One of the boosters in this system are carbon nanotubes. Both single and double layered nanotubes are able to be used as sensors for carbon nanotubes can act as sensors for proteins and DNA. The single layered sensors are able to to have different orientations and thus depending on this they are able to exhibit various properties. This allows us to grow CNTs in different situations and then control the later on. synchrotron X-radiation and nuclear resonance have revealed atomic structures of complex molecules. Various nanotube-based gas sensors have been depicted in the previous couple of years. Scientists have built up a scaled down gas ionization locator in view of CNTs . The sensor could be utilized for gas chromatography. Titania nanotube hydrogen sensors have been joined in a remote sensor system to distinguish hydrogen fixations in the air. Furthermore, researchers have built up a concoction sensor for vaporous particles, for example, NO2 and NH3 that depends on nanotube atomic wires .Other than this, these sensors are able to detect pollutants and infections allowing us to prepare in advance. Bacteria such as E.coli and Salmonella can be detected by these sensors which can lead to substantial advances in health care and disease prevention. Researchers at Fu Jen Catholic university used the following method to detect these bacteria respectively; For E.Coli in milk an expendable Immunosensing strip containing twofold antibodies for aberrant sandwich catalyst connected Immunoassay was manufactured by connecting 13-nm GNPs onto screen-printed carbon
terminals (SPCEs) . The cathode was combined with the in the first place E. coli O157:H7-particular immunizer, E. coli O157:H7 in place cells and the second E. coli O157:H7-particular counter acting agent conjugatwith horseradish. The hydrogen peroxide and ferrocenedicarboxylic
corrosive were utilized as a substrate and o between, separately.

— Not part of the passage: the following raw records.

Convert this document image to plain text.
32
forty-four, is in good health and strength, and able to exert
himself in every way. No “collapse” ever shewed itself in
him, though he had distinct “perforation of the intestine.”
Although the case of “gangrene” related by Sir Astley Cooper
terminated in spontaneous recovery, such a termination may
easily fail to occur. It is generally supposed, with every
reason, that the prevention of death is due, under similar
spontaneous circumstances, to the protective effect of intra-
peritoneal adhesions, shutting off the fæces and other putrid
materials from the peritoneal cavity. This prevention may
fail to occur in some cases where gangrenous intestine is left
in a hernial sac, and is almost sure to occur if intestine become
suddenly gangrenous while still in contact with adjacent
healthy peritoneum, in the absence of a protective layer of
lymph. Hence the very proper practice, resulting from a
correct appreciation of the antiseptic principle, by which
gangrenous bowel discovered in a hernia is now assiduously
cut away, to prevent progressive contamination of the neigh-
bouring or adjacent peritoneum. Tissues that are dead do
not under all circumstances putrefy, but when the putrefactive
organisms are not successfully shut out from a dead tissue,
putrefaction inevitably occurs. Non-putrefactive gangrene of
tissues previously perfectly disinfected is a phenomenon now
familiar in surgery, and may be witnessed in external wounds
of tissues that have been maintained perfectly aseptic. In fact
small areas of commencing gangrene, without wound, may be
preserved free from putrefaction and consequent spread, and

These sensors open up an enigma of knowledge and progress. The future holds great promise if we go at our pace. The Golden Age of humanity is not far away.Nanotechnology is a generally youthful train contrasted with traditional building, and it is inalienably interdisciplinary. It appears that in many fields we are in reality quite recently starting to wander into these new measurements. Difficulties remain, be that as it may, in all parts of nanotechnology. We have to enhance imaging execution by empowering speediercope of bigger surfaces, in the end down to the sub-atomic scale. We likewise need to culminate nanopatterning techniques to enhance determination, overlay and throughput abilities. Future nanomanufacturing will in all probability depend on blends of best down building and base up self-get together. To wrap things up, we have to discover routes for the common combination of various length-scale gadgets (nano/miniaturized scale/full scale) with the goal that we can program a 'nano-usefulness' into a microsystem precisely where it is required. Such changes will at last prompt enhanced sensors and contribute not exclusively to upgrades in our personal satisfaction yet in addition to building vitality sparing frameworks that can be created with low-squander fabricating techniquestechniques.